Recently, I served as rangemaster for Elmore Conservation Club in its annual Dick Gremling Memorial Charity Sight-in Day, and it was satisfying to see the steady stream of shooters who showed up for a shooting session. I told my assistant, Larry Kosbab, that “way busy” was a high-class problem. We never even had time for a lunch break.
We assisted the usual gamut of shooters, from experienced hands quite familiar with their rifles or slug guns to newcomers with a new firearm fresh from the sporting goods department. You find out in a hurry at such an event as this that anything that can go wrong will go wrong, eventually. Witness the experienced shooter whose scope base worked loose after a long session of shooting, and who had begun to wonder why the rifle shot so well to start with and then saw fired rounds start to wander all over, and even off, the target.
I always bring my gunsmithing toolbox to the sight-in day, just in case…but be sure to take along any specialty tool that may be specific for your rifle or slug-gun when you head to the range. Having it sitting on the workbench at home when you need it on the range is no help. That happened too.

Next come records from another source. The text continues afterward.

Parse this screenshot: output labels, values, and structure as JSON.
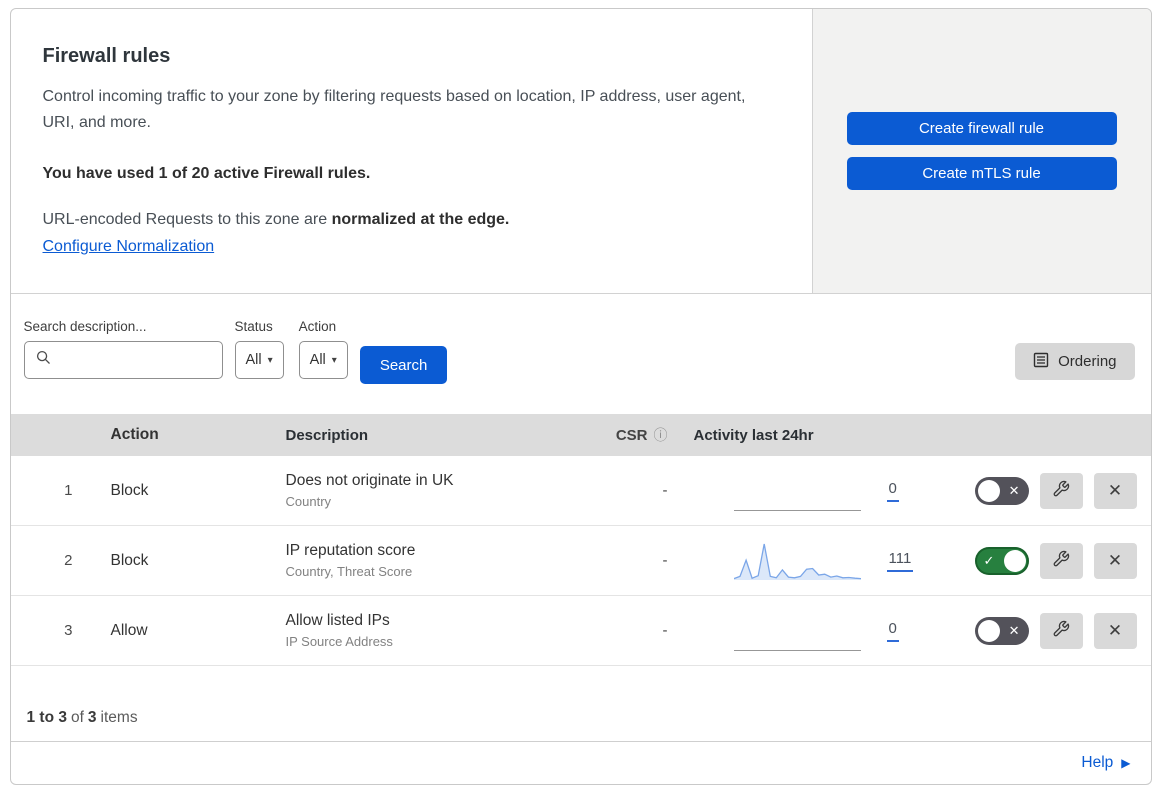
{
  "colors": {
    "accent_blue": "#0b5bd3",
    "toggle_green": "#27803f",
    "toggle_off_gray": "#53525a",
    "panel_gray": "#f2f2f1",
    "header_band_gray": "#dcdcdc",
    "sparkline_blue": "#7ba6e8"
  },
  "icons": {
    "caret": "▾",
    "check": "✓",
    "cross": "✕",
    "info": "ⓘ",
    "help_arrow": "▶"
  },
  "header": {
    "title": "Firewall rules",
    "description": "Control incoming traffic to your zone by filtering requests based on location, IP address, user agent, URI, and more.",
    "usage": "You have used 1 of 20 active Firewall rules.",
    "normalization_prefix": "URL-encoded Requests to this zone are ",
    "normalization_bold": "normalized at the edge.",
    "normalization_link": "Configure Normalization",
    "create_firewall_button": "Create firewall rule",
    "create_mtls_button": "Create mTLS rule"
  },
  "filters": {
    "search_label": "Search description...",
    "search_value": "",
    "status_label": "Status",
    "status_value": "All",
    "action_label": "Action",
    "action_value": "All",
    "search_button": "Search",
    "ordering_button": "Ordering"
  },
  "table": {
    "columns": {
      "action": "Action",
      "description": "Description",
      "csr": "CSR",
      "activity": "Activity last 24hr"
    },
    "rows": [
      {
        "number": "1",
        "action": "Block",
        "description": "Does not originate in UK",
        "criteria": "Country",
        "csr": "-",
        "activity_count": "0",
        "enabled": false
      },
      {
        "number": "2",
        "action": "Block",
        "description": "IP reputation score",
        "criteria": "Country, Threat Score",
        "csr": "-",
        "activity_count": "111",
        "enabled": true
      },
      {
        "number": "3",
        "action": "Allow",
        "description": "Allow listed IPs",
        "criteria": "IP Source Address",
        "csr": "-",
        "activity_count": "0",
        "enabled": false
      }
    ],
    "sparkline_values": [
      4,
      10,
      55,
      5,
      12,
      100,
      10,
      6,
      28,
      8,
      6,
      10,
      30,
      32,
      14,
      16,
      8,
      11,
      6,
      7,
      5,
      4
    ]
  },
  "footer": {
    "range": "1 to 3",
    "of": "of",
    "total": "3",
    "items_label": "items"
  },
  "help": {
    "label": "Help"
  }
}
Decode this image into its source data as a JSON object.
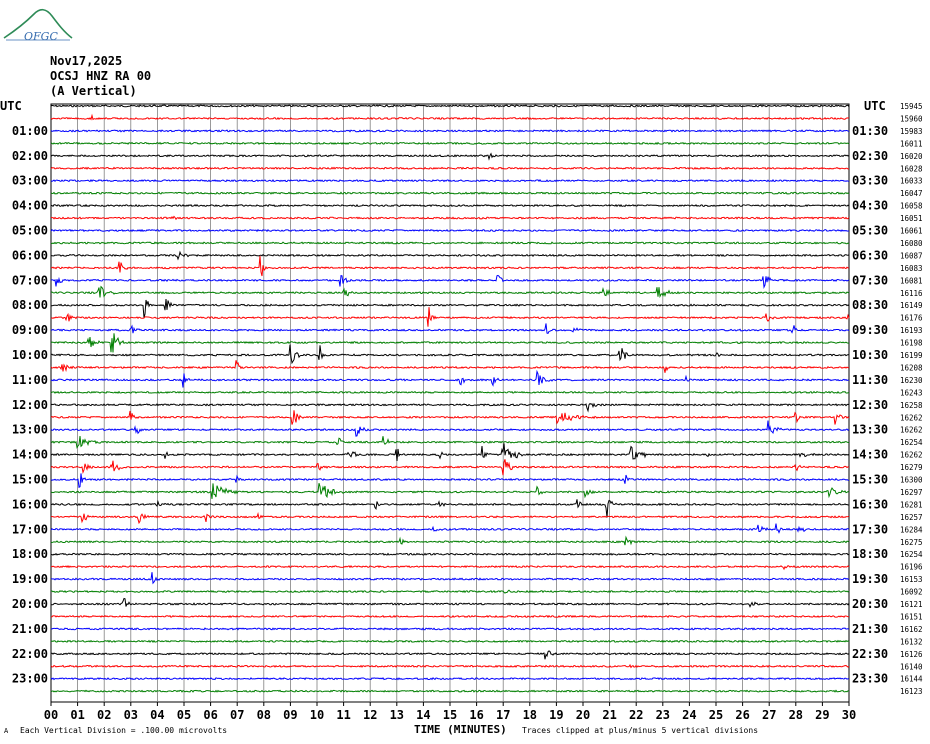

And never trust the assurance when you purchase a new piece that it was “bore-sighted” and good to go. At this recent sight-in day we handled at least two rifles with scopes supposedly bore-sighted at the dealers’ counters, and they could not even place a round on the paper, let alone the bull’s-eye, to begin with. One shooter finally achieved a proper zero with the last round of ammunition in the only box of cartridges that he brought with him. Which is another lesson: Always bring more ammo than you think you will need.
So, a day on the range will pay big dividends in the field. Trying to troubleshoot a problem while sitting on a deer stand is sub-optimal, and avoidable with good preparation. But be advised, that will eliminate one of your excuses if you miss the big buck. You will not be able to blame the rifle.